This vignette provides more specific details of how
causal_tbl
objects work and how to extend them. Most users
won’t need to know much about causal_tbl
s except that
they’re (1) extensions of tibble
s and (2) they rely on a
causal_cols
attribute that makes things “just work”. The
causal_cols
are the columns for different causal variables
that play an important role. The package provides various getter and
setter functions for these.
This vignette covers: 1. How causal_cols
works
internally. 2. How to extend the type if your model needs shiny new
causal variables.
Internal Design of causal_tbl
Like in the README, here we use a simple difference-in-differences example: 8 observations for 2 units, across 4 years.
df <- data.frame(
id = c("a", "a", "a", "a", "b", "b", "b", "b"),
year = rep(2015:2018, 2),
trt = c(0, 0, 0, 0, 0, 0, 1, 1),
y = c(1, 3, 2, 3, 2, 4, 4, 5)
)
Here, when we create the causal_tbl
, we can specify the
outcome and treatment directly via .outcome
and
.treatment
.
did <- causal_tbl(df, .outcome = y, .treatment = trt)

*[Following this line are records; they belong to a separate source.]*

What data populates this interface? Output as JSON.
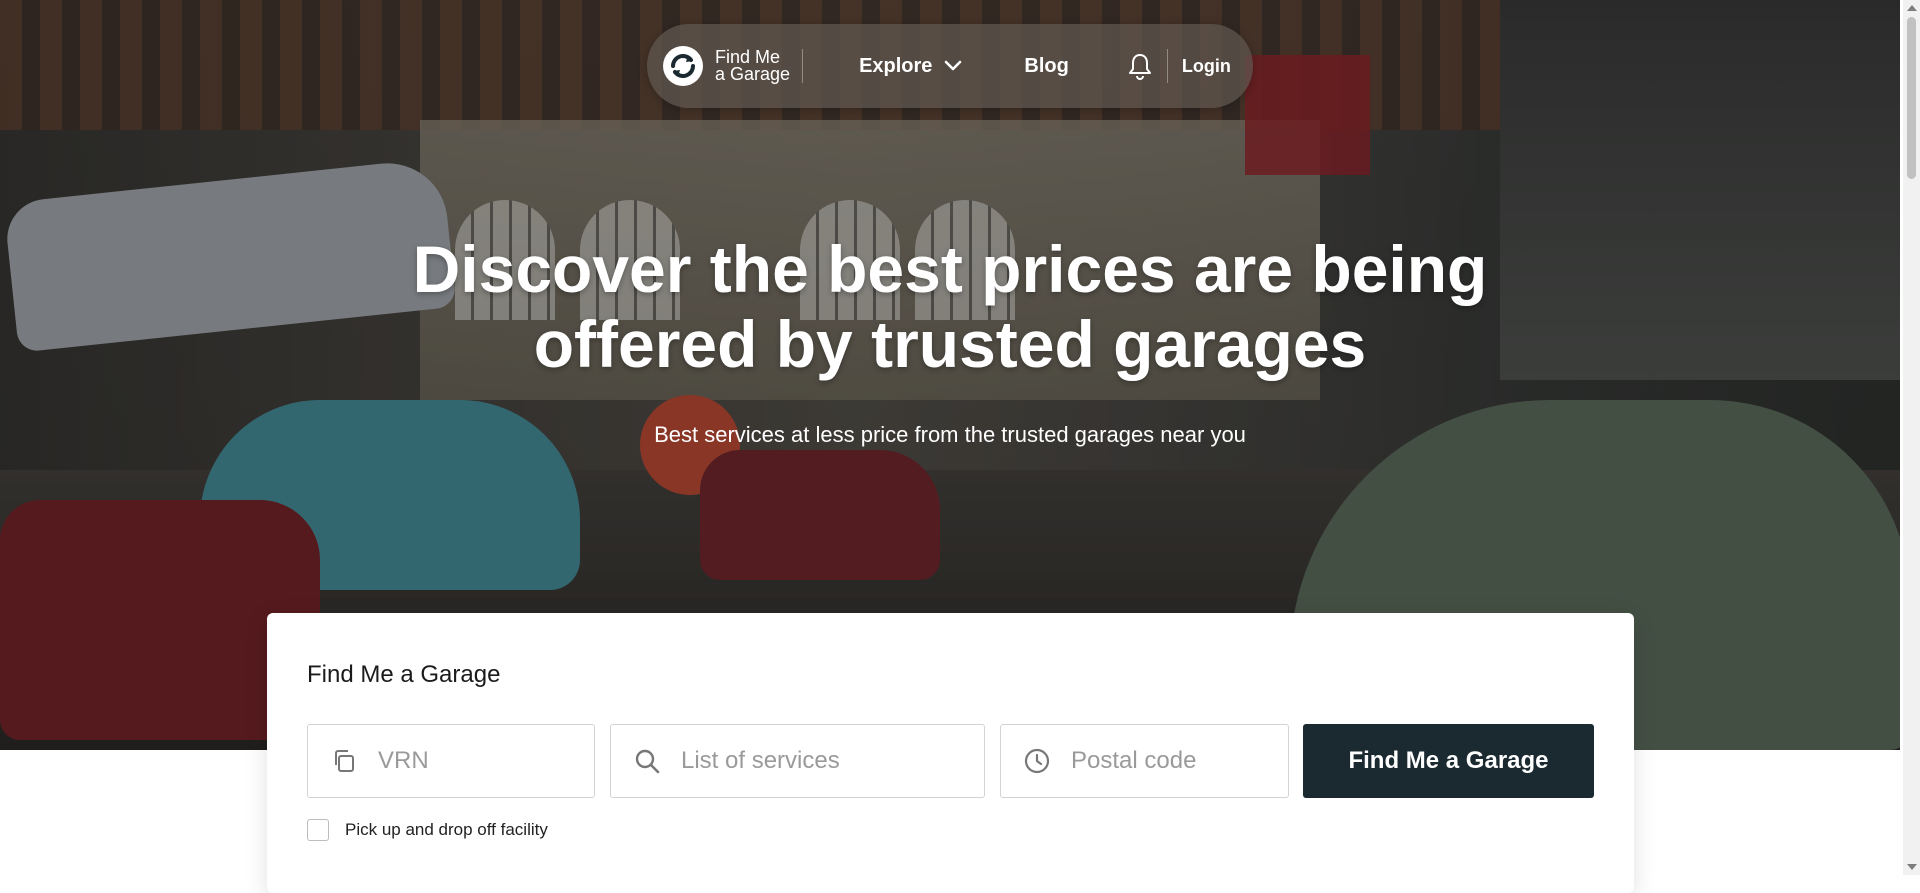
{
  "nav": {
    "logo_line1": "Find Me",
    "logo_line2": "a Garage",
    "explore": "Explore",
    "blog": "Blog",
    "login": "Login",
    "icons": [
      "logo-icon",
      "chevron-down-icon",
      "bell-icon"
    ]
  },
  "hero": {
    "headline": "Discover the best prices are being offered by trusted garages",
    "subhead": "Best services at less price from the trusted garages near you"
  },
  "search": {
    "title": "Find Me a Garage",
    "vrn_placeholder": "VRN",
    "services_placeholder": "List of services",
    "postal_placeholder": "Postal code",
    "button": "Find Me a Garage",
    "pickup_label": "Pick up and drop off facility",
    "pickup_checked": false
  },
  "colors": {
    "button_bg": "#1b2a30",
    "nav_bg": "#5f5850",
    "text_white": "#ffffff"
  }
}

All causal attributes can be recovered with
causal_cols()
:
causal_cols(did)
#> $outcomes
#> [1] "y"
#>
#> $treatments
#> y
#> "trt"
Each of these elements is a character vector, with each element being a name of a column in the data frame. For some variables, this vector should be of length 1, but for other variables, there may be multiple columns of that type.
In our case, the causal_cols()
are the
outcome
and treatment
. The outcome has no
name, i.e., it’s just "y"
. The treatments entry indicates
that trt
automatically corresponds to "y"
as
the outcome related to this treatment. This is indicated by the
name.
The optional names()
of the columns within a particular
element of causal_cols
convey information on any associated
variable. For example, the treatment variable is by default associated
with a particular outcome. And a propensity score or outcome model is
associated with a particular treatment or outcome variable.

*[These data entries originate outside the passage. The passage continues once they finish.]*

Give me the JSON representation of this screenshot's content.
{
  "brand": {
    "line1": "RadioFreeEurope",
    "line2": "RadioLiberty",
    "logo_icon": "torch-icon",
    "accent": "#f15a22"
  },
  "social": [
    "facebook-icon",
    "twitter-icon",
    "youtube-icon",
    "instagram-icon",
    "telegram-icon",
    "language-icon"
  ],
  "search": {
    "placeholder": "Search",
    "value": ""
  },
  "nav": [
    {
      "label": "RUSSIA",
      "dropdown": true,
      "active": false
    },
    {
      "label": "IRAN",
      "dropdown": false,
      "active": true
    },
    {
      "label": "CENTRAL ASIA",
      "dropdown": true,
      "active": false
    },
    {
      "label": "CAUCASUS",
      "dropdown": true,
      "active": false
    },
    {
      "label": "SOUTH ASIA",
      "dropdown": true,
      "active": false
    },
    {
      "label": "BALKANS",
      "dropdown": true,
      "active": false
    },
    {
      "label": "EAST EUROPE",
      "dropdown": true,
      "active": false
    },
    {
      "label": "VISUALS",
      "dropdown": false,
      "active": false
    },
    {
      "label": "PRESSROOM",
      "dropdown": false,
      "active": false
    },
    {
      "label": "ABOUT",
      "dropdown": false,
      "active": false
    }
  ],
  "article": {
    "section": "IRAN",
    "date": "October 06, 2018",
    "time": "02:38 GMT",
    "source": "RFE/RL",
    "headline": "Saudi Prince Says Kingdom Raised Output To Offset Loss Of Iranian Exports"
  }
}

However, you are not limited to one treatment or one outcome. For
example, if a package author was developing methods for causal inference
with multiple continuous treatments, the treatment element of
causal_cols
could have an entry for each
treatment
column.
Once set, these column names within causal_cols
are
automatically updated if columns are renamed, or set to
NULL
if columns are dropped. This reassignment happens
automatically and silently in all cases.
Extending causal_tbl
with new
causal_cols
Now, if you need something fancy, odds are should implement a new
attribute for causal_cols
. As we saw before,
causal_cols
attributes can be gotten via
causal_cols()
. They can be set using
causal_cols() <- ...
.
Each new entry to causal_cols
should be a named list,
where:
- the name of the list denotes, in short form, what the thing is
(i.e. if they’re propensity scores, the name should be
pscores
) - each entry in the list denotes one of those things
- each name of each entry indicates what that entry corresponds to
It is the responsibility of implementers of particular methods to
check that a causal_tbl has the necessary columns set via helpers like
has_treatment()
, has_outcome()
, etc.